While the bill is stagnating in Congress, momentum is building for a downscaled local anti-discrimination legislation in local governments. Several major cities, specifically QC, Cebu, Davao and Angeles has enacted anti-discrimination ordinances, most of which mirror the content of the national bill. National legislation is still necessary, however, because local ordinances, by law, have limited scope.
There are several lessons in this protracted struggle that we can use to move forward. First, the responsibility of enacting the measure doesn’t solely rest on the legislature. The political inertia in Congress is not a deadend and all branches of government should own the problem and see stigma and discrimination against LGBTs as a threat to human rights. While legislation is the role of Congress, nothing prevents the Executive, which also has broad powers, from creating a policy environment conducive to the enactment of the measure. It can direct government agencies to ensure that they have their own anti-discrimination policies, or programs on LGBT rights, for instance, or even issue policy pronouncements indicating that it is against SOGI-based stigma and discrimination. It is true that the absence of a national legislation is challenge, but it does NOT make the State powerless in addressing discrimination. There have seen some efforts on the part of the government to engage LGBT groups, but it must scale up its actions.
Second, the LGBT community must be strengthened to improve their capacity to influence public opinion and engage political institutions. This political inertia builds on a prevailing bias against homosexuality, which can be cured if and when the community is also able to mobilize to educate the public and change their perception of LGBTs. LGBT advocacy may have started early in the Philippines, but support for LGBT groups’ organizational capacity remains poor.
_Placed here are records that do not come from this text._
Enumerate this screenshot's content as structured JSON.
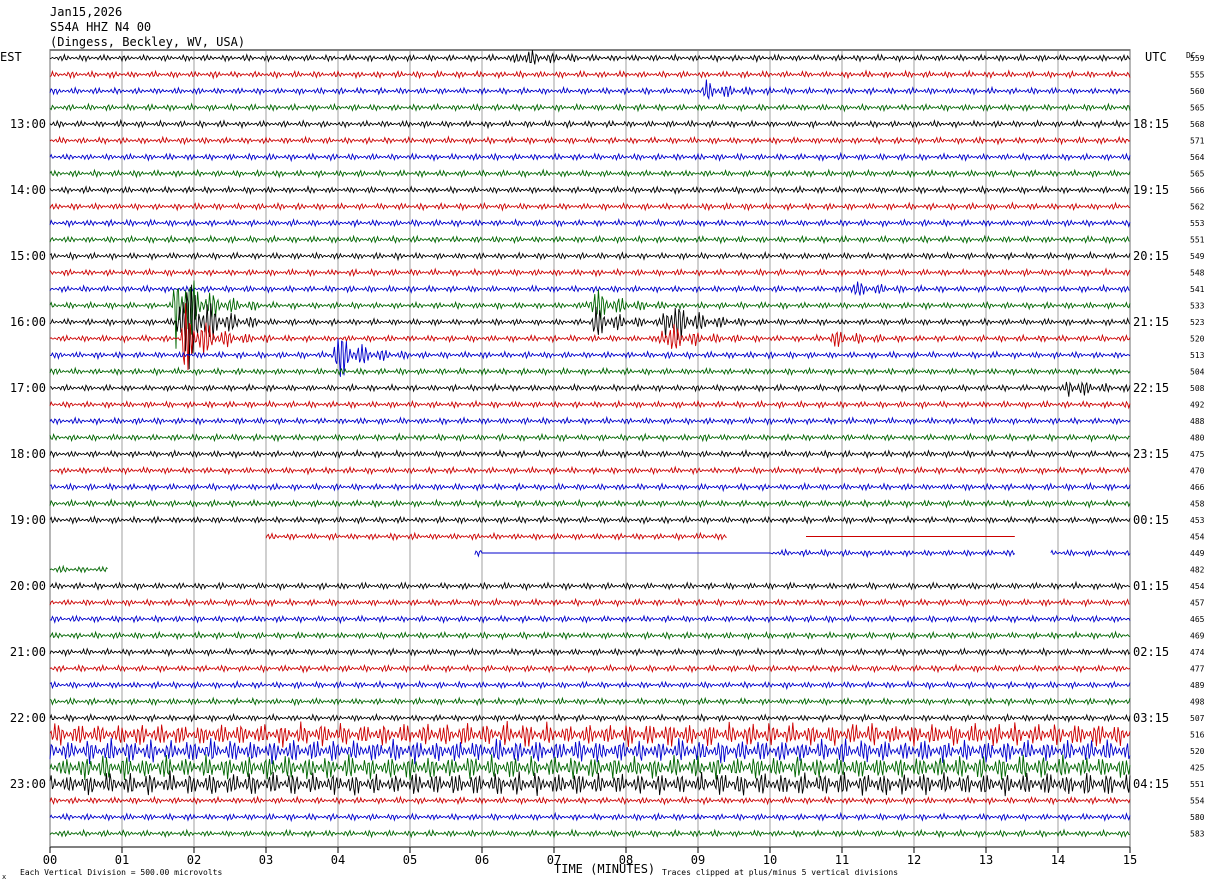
{
  "header": {
    "date": "Jan15,2026",
    "station": "S54A HHZ N4 00",
    "location": "(Dingess, Beckley, WV, USA)"
  },
  "left_axis_label": "EST",
  "right_axis_label": "UTC",
  "dc_label": "DC",
  "footer": {
    "vertical_division": "Each Vertical Division =  500.00 microvolts",
    "xlabel": "TIME (MINUTES)",
    "clip_note": "Traces clipped at plus/minus 5 vertical divisions",
    "corner_mark": "x"
  },
  "colors": {
    "trace": [
      "#000000",
      "#cc0000",
      "#0000cc",
      "#006600"
    ],
    "grid": "#888888"
  },
  "chart_data": {
    "type": "line",
    "x_range": [
      0,
      15
    ],
    "x_ticks": [
      "00",
      "01",
      "02",
      "03",
      "04",
      "05",
      "06",
      "07",
      "08",
      "09",
      "10",
      "11",
      "12",
      "13",
      "14",
      "15"
    ],
    "rows": 48,
    "rows_per_hour": 4,
    "est_labels": [
      "13:00",
      "14:00",
      "15:00",
      "16:00",
      "17:00",
      "18:00",
      "19:00",
      "20:00",
      "21:00",
      "22:00",
      "23:00"
    ],
    "utc_labels": [
      "18:15",
      "19:15",
      "20:15",
      "21:15",
      "22:15",
      "23:15",
      "00:15",
      "01:15",
      "02:15",
      "03:15",
      "04:15"
    ],
    "dc_values": [
      559,
      555,
      560,
      565,
      568,
      571,
      564,
      565,
      566,
      562,
      553,
      551,
      549,
      548,
      541,
      533,
      523,
      520,
      513,
      504,
      508,
      492,
      488,
      480,
      475,
      470,
      466,
      458,
      453,
      454,
      449,
      482,
      454,
      457,
      465,
      469,
      474,
      477,
      489,
      498,
      507,
      516,
      520,
      425,
      551,
      554,
      580,
      583
    ],
    "events": [
      {
        "row": 15,
        "minute": 1.75,
        "amp": 3.5
      },
      {
        "row": 16,
        "minute": 1.8,
        "amp": 4.5
      },
      {
        "row": 17,
        "minute": 1.85,
        "amp": 2.5
      },
      {
        "row": 18,
        "minute": 3.95,
        "amp": 1.8
      },
      {
        "row": 0,
        "minute": 6.5,
        "amp": 0.6
      },
      {
        "row": 2,
        "minute": 9.1,
        "amp": 0.6
      },
      {
        "row": 15,
        "minute": 7.5,
        "amp": 1.3
      },
      {
        "row": 16,
        "minute": 7.55,
        "amp": 1.0
      },
      {
        "row": 16,
        "minute": 8.55,
        "amp": 1.9
      },
      {
        "row": 17,
        "minute": 8.5,
        "amp": 1.2
      },
      {
        "row": 14,
        "minute": 11.1,
        "amp": 0.5
      },
      {
        "row": 17,
        "minute": 10.85,
        "amp": 0.5
      },
      {
        "row": 20,
        "minute": 14.15,
        "amp": 0.6
      }
    ],
    "gaps": [
      {
        "row": 29,
        "segments": [
          [
            3.0,
            9.4
          ]
        ],
        "flats": [
          [
            10.5,
            13.4
          ]
        ]
      },
      {
        "row": 30,
        "segments": [
          [
            5.9,
            13.4
          ],
          [
            13.9,
            15
          ]
        ],
        "flats": [
          [
            6.0,
            10.0
          ]
        ]
      },
      {
        "row": 31,
        "segments": [
          [
            0,
            0.8
          ]
        ],
        "flats": []
      }
    ],
    "noisy_rows": [
      41,
      42,
      43,
      44
    ]
  }
}
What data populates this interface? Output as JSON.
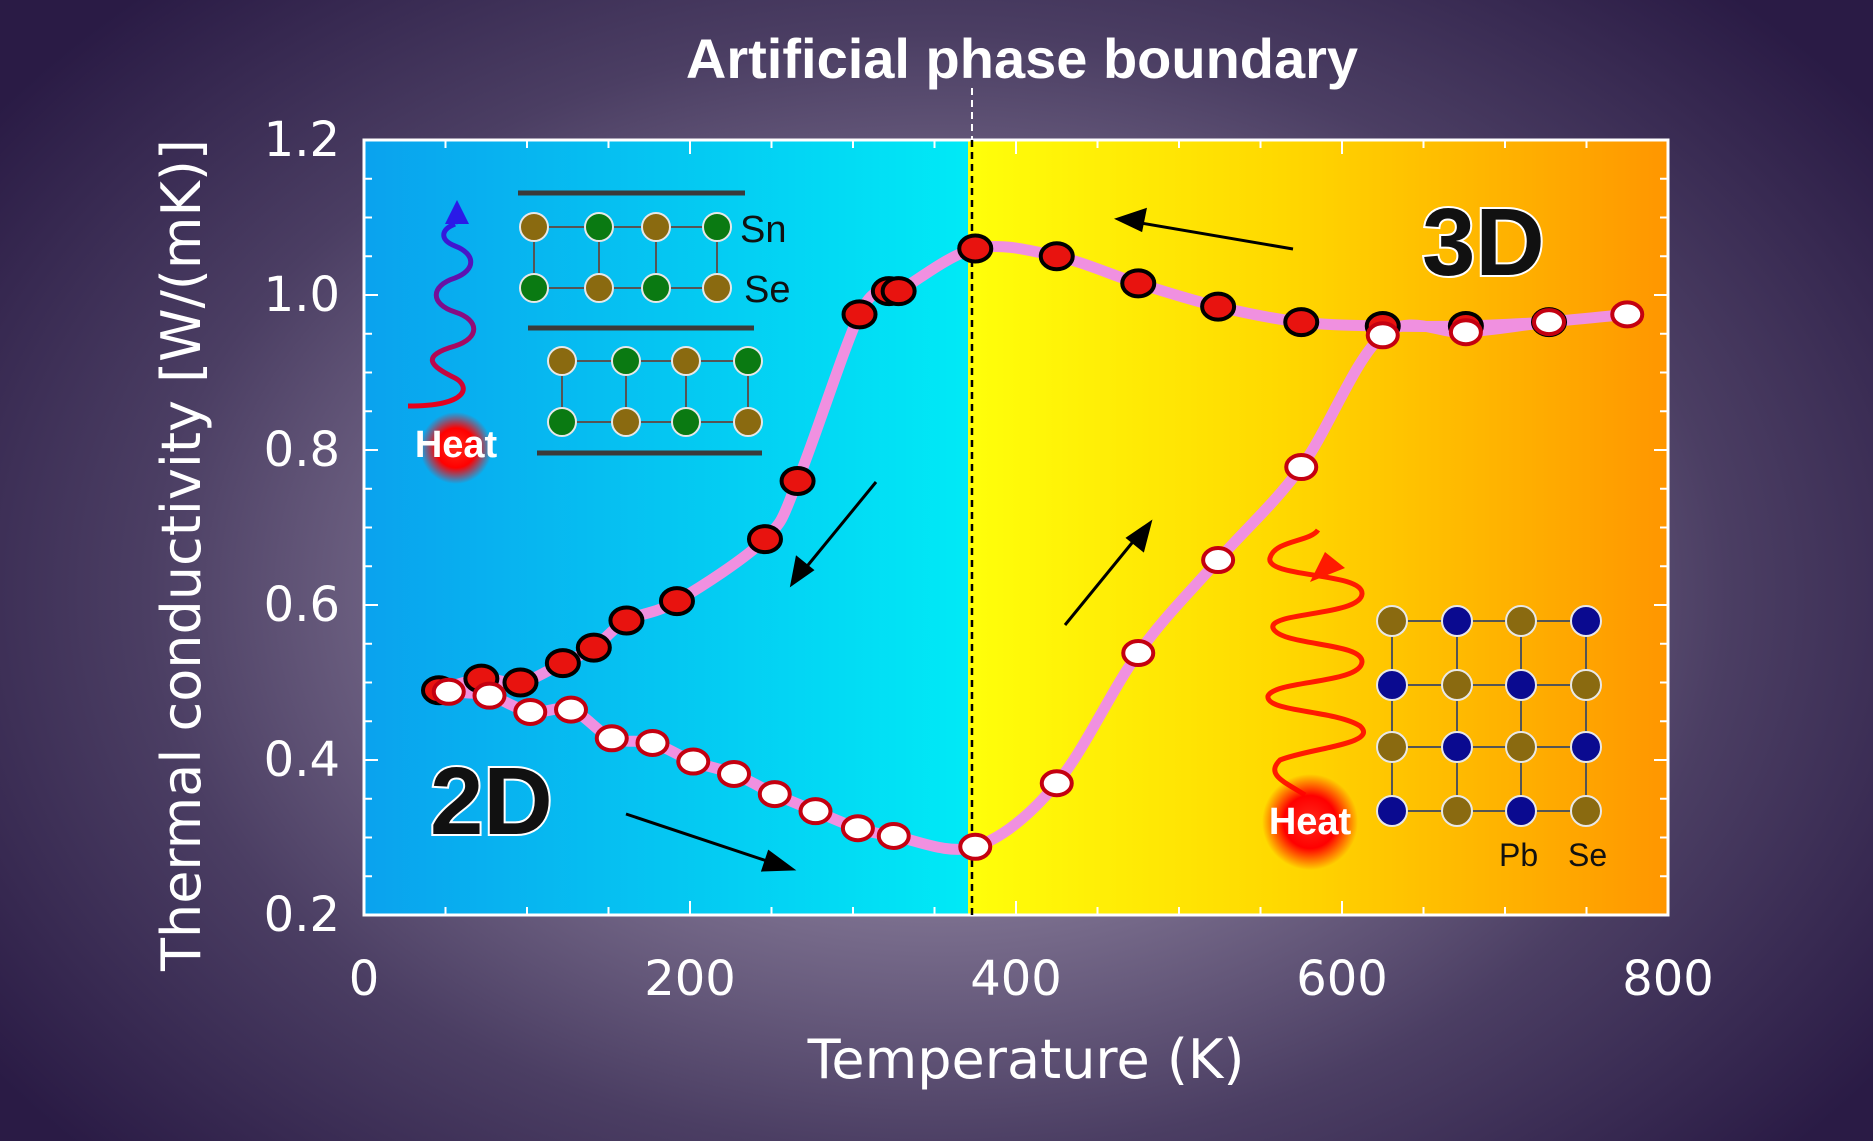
{
  "chart_data": {
    "type": "scatter",
    "title": "Artificial phase boundary",
    "xlabel": "Temperature (K)",
    "ylabel": "Thermal conductivity  [W/(mK)]",
    "xlim": [
      0,
      800
    ],
    "ylim": [
      0.2,
      1.2
    ],
    "xticks": [
      "0",
      "200",
      "400",
      "600",
      "800"
    ],
    "yticks": [
      "0.2",
      "0.4",
      "0.6",
      "0.8",
      "1.0",
      "1.2"
    ],
    "boundary_x": 373,
    "background": {
      "left_region": "blue",
      "right_region": "yellow-orange"
    },
    "series": [
      {
        "marker": "filled-red",
        "x": [
          46,
          72,
          96,
          122,
          141,
          161,
          192,
          246,
          266,
          304,
          322,
          328,
          375,
          425,
          475,
          524,
          575,
          625,
          676,
          727
        ],
        "y": [
          0.49,
          0.505,
          0.5,
          0.525,
          0.545,
          0.58,
          0.605,
          0.685,
          0.76,
          0.975,
          1.005,
          1.005,
          1.06,
          1.05,
          1.015,
          0.985,
          0.965,
          0.96,
          0.96,
          0.965
        ]
      },
      {
        "marker": "open-white",
        "x": [
          52,
          77,
          102,
          127,
          152,
          177,
          202,
          227,
          252,
          277,
          303,
          325,
          375,
          425,
          475,
          524,
          575,
          625,
          676,
          727,
          775
        ],
        "y": [
          0.488,
          0.483,
          0.462,
          0.465,
          0.428,
          0.422,
          0.398,
          0.382,
          0.356,
          0.334,
          0.312,
          0.302,
          0.288,
          0.37,
          0.538,
          0.658,
          0.778,
          0.948,
          0.952,
          0.965,
          0.975
        ]
      }
    ],
    "annotations": {
      "label_2d": "2D",
      "label_3d": "3D",
      "heat_left": "Heat",
      "heat_right": "Heat",
      "sn": "Sn",
      "se_left": "Se",
      "pb": "Pb",
      "se_right": "Se"
    }
  }
}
Third, an effective approach may be to frame discrimination against LGBTs as a manifestation of a bigger problem of marginalization of many communities. The anti-discrimination ordinance of Cebu City, which was enacted last year, is a comprehensive local law that protects other populations vulnerable to discrimination – people with disability, senior citizens, indigenous communities, PLHIV, etc. – and thus making it easier to put the law in the context of universal human rights.
The last three years were a watershed for human rights in the Philippines, with the enactment of many measures that guarantee human rights, even controversial ones such as the reproductive health law. Yet it was also a moment of exclusion, and while we are grateful that the government has made progress in good governance and human rights, we must say that there are Filipinos who, because of their sexual orientation and gender identity, are left bind.